Gap Analysis Framework
Gap = Importance - Satisfaction
The larger the Gap, then the more underserved the customer’s need is.
Jobs to be Done Framework (preferred over Gap Analysis)
Opportunity Score = Importance + Max(Importance-Satisfaction,0)
Customers decide to buy based on how well it delivers their “desired outcomes” for the “jobs to be done”.
Ultimately, we want to find the needs that add the most value for the customer.
NB: The “Vitamin vs Painkiller” classification is very relevant here. Are we creating a real problem solver, or are we a “nice to have”?
Define your Value Proposition
Which of the important customer needs could we be addressing?
This chapter refers to ranking the features and benefits. The author uses the KANO method, which adopts a classification of basic (must-haves), performance (better), and delighters (unexpected), and compares against the competition.
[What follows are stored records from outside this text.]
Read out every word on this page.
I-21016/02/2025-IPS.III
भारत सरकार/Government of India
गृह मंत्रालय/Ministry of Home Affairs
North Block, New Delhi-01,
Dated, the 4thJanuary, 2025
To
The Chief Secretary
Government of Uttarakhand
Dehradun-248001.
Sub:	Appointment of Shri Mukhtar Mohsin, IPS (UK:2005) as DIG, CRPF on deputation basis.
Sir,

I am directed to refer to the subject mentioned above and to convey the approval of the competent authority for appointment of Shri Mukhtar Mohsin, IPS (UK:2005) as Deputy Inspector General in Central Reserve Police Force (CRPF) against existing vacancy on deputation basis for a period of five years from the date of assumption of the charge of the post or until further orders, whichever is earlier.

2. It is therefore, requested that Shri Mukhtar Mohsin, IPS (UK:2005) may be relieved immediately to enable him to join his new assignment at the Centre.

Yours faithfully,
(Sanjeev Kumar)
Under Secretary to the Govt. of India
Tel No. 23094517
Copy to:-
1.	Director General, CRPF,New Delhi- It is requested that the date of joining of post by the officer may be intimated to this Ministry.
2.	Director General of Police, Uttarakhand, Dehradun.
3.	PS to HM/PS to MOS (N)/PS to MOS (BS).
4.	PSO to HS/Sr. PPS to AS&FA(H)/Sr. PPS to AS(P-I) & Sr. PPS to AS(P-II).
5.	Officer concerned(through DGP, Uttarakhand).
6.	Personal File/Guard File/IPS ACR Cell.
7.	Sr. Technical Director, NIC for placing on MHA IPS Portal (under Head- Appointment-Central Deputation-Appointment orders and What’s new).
MoSCoW could also be used. Whatever the framework or system, we should yield a clear understanding of our value proposition.
Specify MVP
What is the absolute bare minimum that we need to deliver, to validate that we are heading in the right direction.
We need to be weighing up the investment vs the return.
Using traditional agile methodologies and best practices, we would favour small batches, described via measurable User Stories.
Remember Bill Wake’s INVEST acronym for stories.
Independent, Negotiable, Valuable, Estimable, Small, Testable.
Decide on the MVP candidate, with awareness for the estimated ROI (Return on Investment).
Our MVP should not be only basic, but include slices of performance and delight.
Create MVP Prototype
Our MVP should not be only basic, but include slices of performance and delight. Think of it as a subset of the KANO pyramid. Our MVP needs to be testable, and for this, there are different categories of test.
Product vs Marketing, and Quantitative vs Qualitative.
Test & Iterate
Qualitative user feedback on your offering (the product itself, or a design deliverable such a wireframe).
Ideally, speak with one customer at a time to maximise value (sidesteps any potential group dynamic and biases).
Favour open questions over closed.
Be sure to differentiate feedback on usability, versus feedback on product market fit.
Synthesise the feedback such that it can power the Hypothesize-Design-Test-Learn loop.
Pivot when necessary (e.g if target customers are only lukewarm and there is little to no excited from them)
Building and Optimising
This section describes using Agile processes such as Scrum and Kanban for Product delivery. No notes taken.